As far as I understand from searches on the web NTLK is the way to go for this kind of problems. I started to try some things but it is the first time I use this library and I cannot go much further than this:
import nltk
question = 'The Knights Templar are founded to protect Christian pilgrims in Jerusalem.'
tokens = nltk.word_tokenize(question)
tagged = nltk.pos_tag(tokens)
This sounds like a problem many people must have encountered and solved. Any suggestions?
Upvotes: 2
Views: 2616
Reputation: 1281
NLTK can definitely be the right tool to use here. But the quality of your tokenizer and pos-tagger output depends on your corpus and type of sentences. Also, there is usually not really an out-of-the-box solution to this (afaik), and it requires some tuning. If you don't have very much time to put into this, I doubt that your success rate will even reach 80%.
Having said that; here's a basic list instertion based example that may help you to capture and succesfully convert some of your sentences.
import nltk
question_one = 'The Knights Templar are founded to protect Christian pilgrims in Jerusalem.'
question_two = 'Alfonso VI of Castile captures the Moorish Muslim city of Toledo, Spain.'
def modify(inputStr):
tokens = nltk.PunktWordTokenizer().tokenize(inputStr)

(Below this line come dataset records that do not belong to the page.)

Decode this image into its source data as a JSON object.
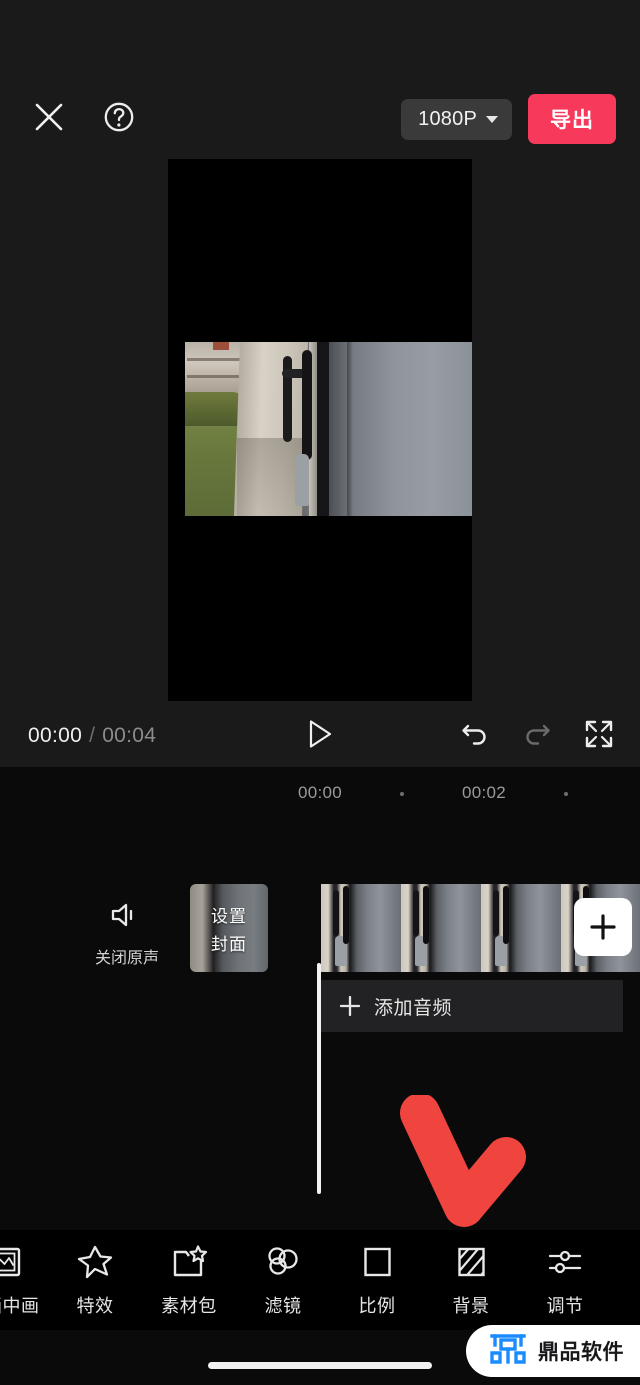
{
  "header": {
    "close_icon": "close-icon",
    "help_icon": "help-circle-icon",
    "resolution": "1080P",
    "resolution_caret": "chevron-down-icon",
    "export_label": "导出",
    "export_color": "#f7395c"
  },
  "preview": {
    "background": "#000000",
    "scene_description": "doorway view"
  },
  "player": {
    "current_time": "00:00",
    "separator": "/",
    "total_time": "00:04",
    "play_icon": "play-icon",
    "undo_icon": "undo-icon",
    "redo_icon": "redo-icon",
    "fullscreen_icon": "fullscreen-icon"
  },
  "timeline": {
    "ruler": {
      "labels": [
        "00:00",
        "00:02"
      ],
      "tick_marks": [
        "dot",
        "dot"
      ]
    },
    "audio_toggle": {
      "icon": "speaker-mute-icon",
      "label": "关闭原声"
    },
    "cover_button": {
      "line1": "设置",
      "line2": "封面"
    },
    "add_clip_label": "+",
    "add_audio_label": "添加音频",
    "add_audio_icon": "plus-icon"
  },
  "annotation": {
    "arrow_color": "#f0453f",
    "arrow_name": "red-down-arrow"
  },
  "toolbar": {
    "items": [
      {
        "label": "画中画",
        "icon": "picture-in-picture-icon"
      },
      {
        "label": "特效",
        "icon": "star-effects-icon"
      },
      {
        "label": "素材包",
        "icon": "material-pack-icon"
      },
      {
        "label": "滤镜",
        "icon": "filter-circles-icon"
      },
      {
        "label": "比例",
        "icon": "aspect-ratio-icon"
      },
      {
        "label": "背景",
        "icon": "background-stripes-icon"
      },
      {
        "label": "调节",
        "icon": "adjust-sliders-icon"
      }
    ]
  },
  "watermark": {
    "logo_icon": "dingpin-logo-icon",
    "text": "鼎品软件",
    "logo_color": "#1a8cff"
  }
}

tagged = nltk.pos_tag(tokens)
auxiliary_verbs = [i for i, w in enumerate(tagged) if w[1] == 'VBP']
if auxiliary_verbs:
tagged.insert(0, tagged.pop(auxiliary_verbs[0]))
else:
tagged.insert(0, ('did', 'VBD'))
tagged.insert(0, ('When', 'WRB'))
return ' '.join([t[0] for t in tagged])
question_one = modify(question_one)
question_two = modify(question_two)
print(question_one)
print(question_two)
Output:
When are The Knights Templar founded to protect Christian pilgrims in Jerusalem.
When did Alfonso VI of Castile captures the Moorish Muslim city of Toledo , Spain.
As you can see, you'd still need to fix correct casing ('The' is still uppercase), 'captures' is in the wrong tense now and you will want to expand on auxiliary_verbs types (probably 'VBP' alone is too limited). But it's a start. Hope this helps!
Upvotes: 7